Spammy sources could be those that open new connections too often, transfer too many bytes, or have too many open active connections. All of those kinds of things can be accounted in nftables.
in reply to Daniel Lakeland

If you followed through their posts, they are coming through millions of nodes of residential proxy services, with a single IP usually not requesting more than 1 web page on the same week. You can't filter that over the network.
in reply to bkil

@bkil
Yuck. That does suck. But anything that makes a client stand out can be used to change that clients network priority. In this case perhaps to boost the priority of packets of clients who have initiated more than one connection in the last hour. For those in the questionable group, send them to underpowered servers that return web pages that say "click xyz to continue to your requested page" once you've identified a likely real client they get elevated packet priority and
@Codeberg
in reply to Daniel Lakeland

@bkil
Shuttled to a different back end server. The idea being to make the experience good for clients that act normal and low availability for clients that only connect once a week or once a day or etc. Plus make the questionable client run OCR and LLM on your click page to figure out how to get past it. Easy for a human, expensive for a bot.

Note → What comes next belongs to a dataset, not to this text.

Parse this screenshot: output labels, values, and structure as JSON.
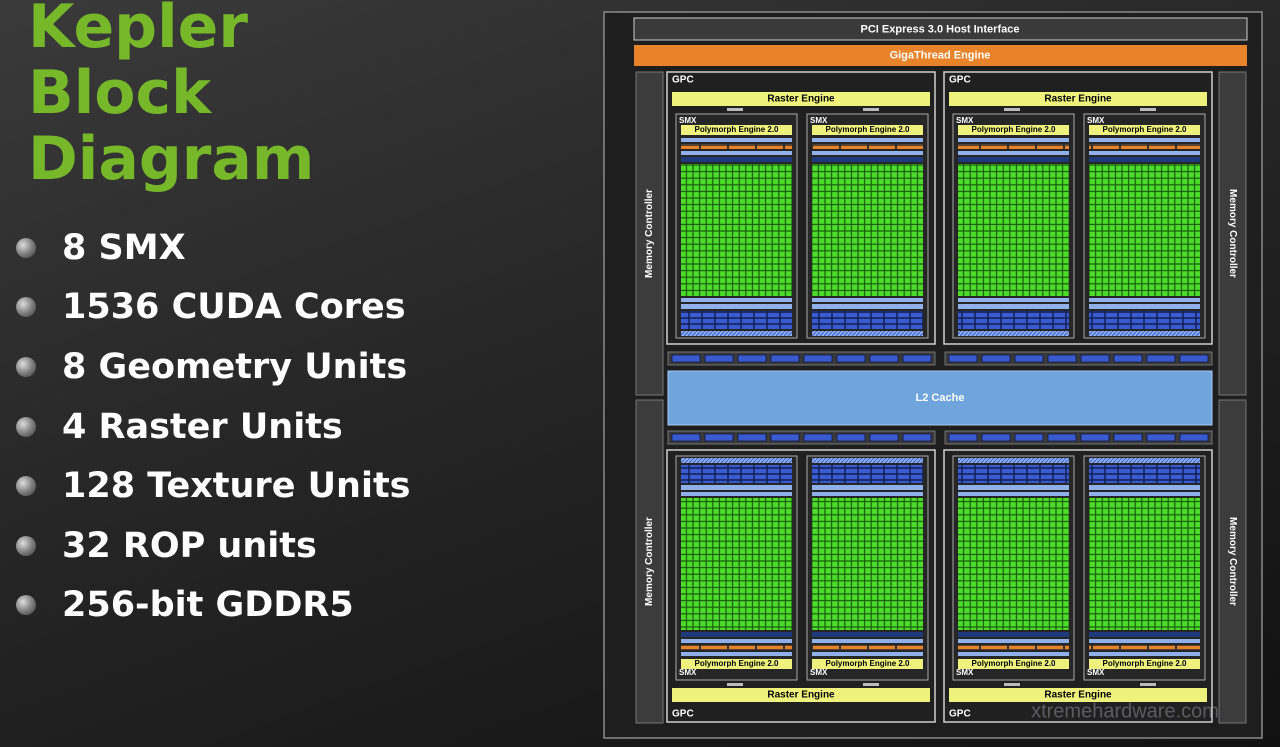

Its obviously whack a mole. But if latency is 500-1000ms for bullshit clients and 50ms for your real clients then this is what you want.
@Codeberg

in reply to Daniel Lakeland

@bkil
It means keeping an nftables IP set of millions of real customers but running a Linux server with gigs of ram as an edge router would make this fine. Even a billion real customers would need 16 gigs of RAM for ipv6 which is doable.
@Codeberg
in reply to Codeberg

can you identify the owners? I wonder if they are famous companies or someone else (not asking for names, just wondering).
in reply to Codeberg

I hope you are feeding the crawlerd gabled plausible code examples, so that they produce garbage and keep fellow software developers in their jobs! Or even generate the new job title of "AI garbage disposal officer".
in reply to Codeberg

I've been moving my stuff to Codeberg. Glad to see you have a presence on Mastodon! Thanks for being there.
in reply to Codeberg

Really need to sue them for a denial of service attack, get them banned from touching a computer for 20 year.
in reply to Codeberg

Are you going to publish your work anywhere? I guess it could cause the bot spike again, but I guess more forgejo instances will be hit with this soon so would be good to establish some way to communicate this among other forgejo instances to prevent abuse.